Fig 7. SRRM4 expression leads to neural-like expression and splicing patterns and morphological changes in cancer cells.

(A) Exons with increased inclusion in all 6 cell lines after SRRM4 induction (ΔPSI ≥ 25). Inset: nucleotide lengths of the 131 shared exons, demonstrating a majority are microexons. The cell lines comprising each intersection set are indicated below each bar. Figure was generated using UpSet package in R. (B) Box plots of the PSIs of the 131 SRRM4-regulated exons shared between the 6 cell lines across tissue types (from VastDB). Boxes expand from the first to the third quartile, with the center values indicating the median, and whiskers extend from 5 to 95 percentile. (C) Genes with increased expression in all 6 cell lines after SRRM4 induction (fold change ≥2 compared to DM control). Bars represent the mean fold change values, with error bars representing 95% CI. Red bars are genes with known neuronal function (GO: nervous system development) and/or neural-specific expression patterns.

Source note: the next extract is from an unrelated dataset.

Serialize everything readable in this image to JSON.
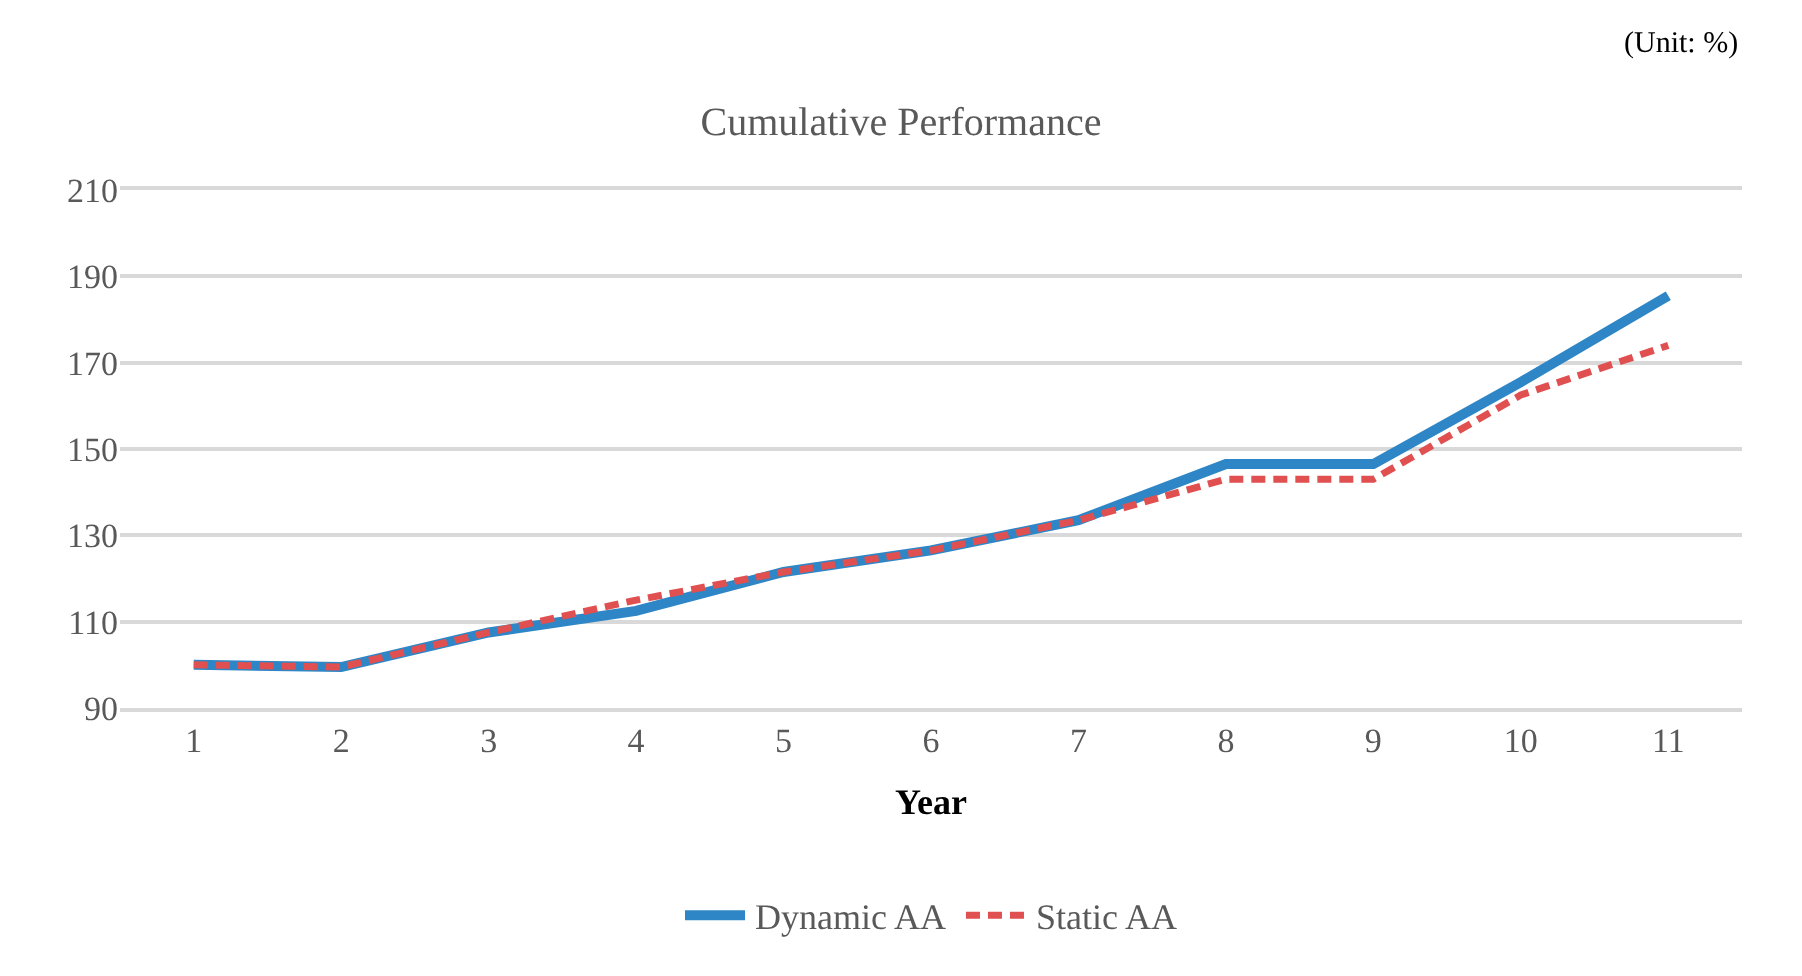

Fold change values shown are significantly different from 0 (1-sample t test, 2-tailed; *p < 0.05, ** p < 0.01, *** p < 0.001, **** p < 0.0001). (D, E) Overlap between changes in exon inclusion with neuronal differentiation dataset after 7 d of SRRM4 induction in (D) MDA-MB-231 or (E) SH-SY5Y (p-values shown from binomial test). (F) Changes in inclusion of microexons (≤27 nt) and SRRM4 target exons between the doxycycline-induced and uninduced mouse tumors. Bars represent the mean ΔPSI of the sets of exons, with error bars representing 95% CI. The mean ΔPSI for both sets of exons was significantly different than 0 (1-sample t test, 2-tailed; **** p < 0.0001). (G, I) SH-SY5Y cells were transduced with (G) EV, (H) WT SRRM4, or (I) DM SRRM4. Cell images were taken after 7 d induction with 1 μg/mL doxycycline. WT SRRM4-expressing cells develop numerous membrane projections (orange arrows). Results shown are representative of 3 independent experiments. Data underlying Fig 7A–7F can be found in S1 Data figures. DM, deletion mutant; EV, empty vector; GO, gene ontology; nt, nucleotide; PSI, percent spliced in; SRRM4, Serine/Arginine Repetitive Matrix 4; WT, wild-type.